Anyway, from the time I started on Angel, which was right at the beginning, to the time I left, which was the end of season four — I’d returned to Angel after Firefly went down — Joss had been getting the rap on the ’net that he wasn’t as involved with Angel as with Buffy. Or then not as involved with Buffy *or* Angel as with Firefly.

I think this is untrue.

And also true.

Let me try to clarify... when Joss was starting Buffy he was still working out not only the show, but how to actually *make* a show. It took him four or five years to get a Buffy writing staff in place that clicked. Each one of them strong links in the chain, folks who could write the show and deliver shoot-able drafts. More than that — a staff that grew into being producers (and directors!), over-seeing pre-production, on-set concerns, and even sitting in on editorial. Joss could delegate tasks in a way that he couldn’t at first. Mostly this meant that as time went on, Joss didn’t have to do quite so much re-writing (and in those early seasons of “Buffy” he rewrote virtually everything.)

Ideally, that’s what a writing staff does. They write. And a show runner doesn’t have to go in and fix everything. The Buffy staff was one of the best I’ve ever seen. Each one of them would have been the stand-out on any other writing staff.

By the time Angel came along, he’d sussed out the process pretty damn well. And the man who was with him at the start of Buffy, David Greenwalt, was running the new show. And they had, frankly, me. For whatever reason Joss, David and I clicked right away. We spoke the same language (oddly, we all sort of talk alike now. And I know it’s not just me — I was told by a company I wrote a movie for that Jeff Bell was in to do a project for them and they were like, “you sound just like Tim Minear!”)

Anyway, speaking as guy who was one of the heavy lifters on Angel, Joss was totally involved. At least from seasons one through four when I was there. (And in his interview, David Fury says Joss actually put in *more* face time in season five, so make of that what you will...) Every single story was broken with Joss. Angel locking the lawyers in the wine cellar? Joss. Angel firing his crew? Joss. The big showdown to hell being a simple elevator ride? Joss. Darla being staked to have her baby? Okay, that we me. Still. I pitched that she *gets* staked, Joss said, “what if she stakes herself?” I think you can see the value of that particular modification.

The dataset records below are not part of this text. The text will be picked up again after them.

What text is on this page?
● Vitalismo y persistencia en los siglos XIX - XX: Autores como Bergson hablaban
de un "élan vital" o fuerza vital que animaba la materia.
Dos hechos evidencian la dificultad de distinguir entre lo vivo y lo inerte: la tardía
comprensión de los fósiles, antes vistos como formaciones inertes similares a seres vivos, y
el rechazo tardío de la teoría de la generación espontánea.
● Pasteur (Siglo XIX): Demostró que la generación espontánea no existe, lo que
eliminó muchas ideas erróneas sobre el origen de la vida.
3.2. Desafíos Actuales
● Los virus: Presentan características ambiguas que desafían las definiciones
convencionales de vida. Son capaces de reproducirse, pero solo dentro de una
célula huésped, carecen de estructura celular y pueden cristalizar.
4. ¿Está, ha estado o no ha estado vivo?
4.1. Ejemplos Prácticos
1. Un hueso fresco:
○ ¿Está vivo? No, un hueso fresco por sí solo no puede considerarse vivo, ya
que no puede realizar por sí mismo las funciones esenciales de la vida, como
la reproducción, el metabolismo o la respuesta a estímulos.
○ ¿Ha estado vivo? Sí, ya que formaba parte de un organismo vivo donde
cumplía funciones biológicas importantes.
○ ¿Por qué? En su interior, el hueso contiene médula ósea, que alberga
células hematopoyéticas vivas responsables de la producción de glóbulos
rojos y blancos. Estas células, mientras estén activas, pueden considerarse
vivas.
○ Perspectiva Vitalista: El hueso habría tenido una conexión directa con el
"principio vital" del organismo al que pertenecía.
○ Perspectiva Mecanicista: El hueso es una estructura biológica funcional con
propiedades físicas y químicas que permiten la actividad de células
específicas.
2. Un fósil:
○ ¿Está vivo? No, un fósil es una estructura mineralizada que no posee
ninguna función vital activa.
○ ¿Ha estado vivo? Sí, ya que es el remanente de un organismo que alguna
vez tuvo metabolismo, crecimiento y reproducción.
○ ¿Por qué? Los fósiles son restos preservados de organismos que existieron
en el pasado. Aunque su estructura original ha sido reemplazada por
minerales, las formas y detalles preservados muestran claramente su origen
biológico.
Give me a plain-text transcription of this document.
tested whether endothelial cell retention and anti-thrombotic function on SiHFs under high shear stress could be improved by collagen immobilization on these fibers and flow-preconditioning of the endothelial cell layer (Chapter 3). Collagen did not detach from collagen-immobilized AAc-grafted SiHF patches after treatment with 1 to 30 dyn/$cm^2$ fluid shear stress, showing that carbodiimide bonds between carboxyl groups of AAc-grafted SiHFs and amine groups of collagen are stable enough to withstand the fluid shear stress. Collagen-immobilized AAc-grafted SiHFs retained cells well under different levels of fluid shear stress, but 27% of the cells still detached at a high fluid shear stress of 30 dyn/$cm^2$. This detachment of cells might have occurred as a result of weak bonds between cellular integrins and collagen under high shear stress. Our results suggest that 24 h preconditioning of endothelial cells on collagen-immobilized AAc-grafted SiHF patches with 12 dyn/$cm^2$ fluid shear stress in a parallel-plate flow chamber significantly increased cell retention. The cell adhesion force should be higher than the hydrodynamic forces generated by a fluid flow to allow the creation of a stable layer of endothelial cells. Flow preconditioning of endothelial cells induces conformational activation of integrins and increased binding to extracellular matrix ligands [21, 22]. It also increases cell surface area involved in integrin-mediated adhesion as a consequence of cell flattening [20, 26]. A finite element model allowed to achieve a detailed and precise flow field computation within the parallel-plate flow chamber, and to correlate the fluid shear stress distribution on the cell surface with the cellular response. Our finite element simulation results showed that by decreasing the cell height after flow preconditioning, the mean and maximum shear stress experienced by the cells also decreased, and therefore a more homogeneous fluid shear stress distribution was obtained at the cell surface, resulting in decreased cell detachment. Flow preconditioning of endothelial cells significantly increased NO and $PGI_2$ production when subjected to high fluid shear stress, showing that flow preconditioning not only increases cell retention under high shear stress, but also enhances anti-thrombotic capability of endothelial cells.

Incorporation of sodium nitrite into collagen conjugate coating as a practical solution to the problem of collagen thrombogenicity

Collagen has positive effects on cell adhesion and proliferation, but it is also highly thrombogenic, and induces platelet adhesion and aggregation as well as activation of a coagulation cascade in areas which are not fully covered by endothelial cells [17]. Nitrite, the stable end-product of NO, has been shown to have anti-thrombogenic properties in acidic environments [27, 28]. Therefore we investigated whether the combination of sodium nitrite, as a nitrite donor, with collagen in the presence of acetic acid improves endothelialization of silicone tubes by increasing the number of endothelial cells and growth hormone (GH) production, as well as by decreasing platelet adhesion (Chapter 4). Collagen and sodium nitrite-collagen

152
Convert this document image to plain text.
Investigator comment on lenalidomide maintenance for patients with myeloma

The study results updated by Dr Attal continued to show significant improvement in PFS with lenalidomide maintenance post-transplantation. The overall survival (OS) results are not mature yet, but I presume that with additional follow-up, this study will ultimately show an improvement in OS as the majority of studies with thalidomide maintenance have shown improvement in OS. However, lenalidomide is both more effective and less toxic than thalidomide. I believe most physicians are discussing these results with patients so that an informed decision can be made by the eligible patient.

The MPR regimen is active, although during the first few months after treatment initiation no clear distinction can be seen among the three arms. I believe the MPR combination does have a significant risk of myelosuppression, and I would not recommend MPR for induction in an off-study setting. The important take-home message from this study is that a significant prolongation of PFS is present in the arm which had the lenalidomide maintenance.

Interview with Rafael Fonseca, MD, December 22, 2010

Thing was, he could spin out some idea and I’d understand in two seconds what he meant and could go do it, and he didn’t have to worry. It was like that with all of us. But the driving force, the guy at the wheel, that was Joss. He’d chart where we needed to go, vet outlines, drafts, and always sit in on a cut after I was done and give notes. He was involved.

This isn’t to say that the rest of us didn’t help to shape things as well. We did. But I don’t want anyone here to be left with the impression that Joss wasn’t just what he was — the driving creative force. Just sayin’.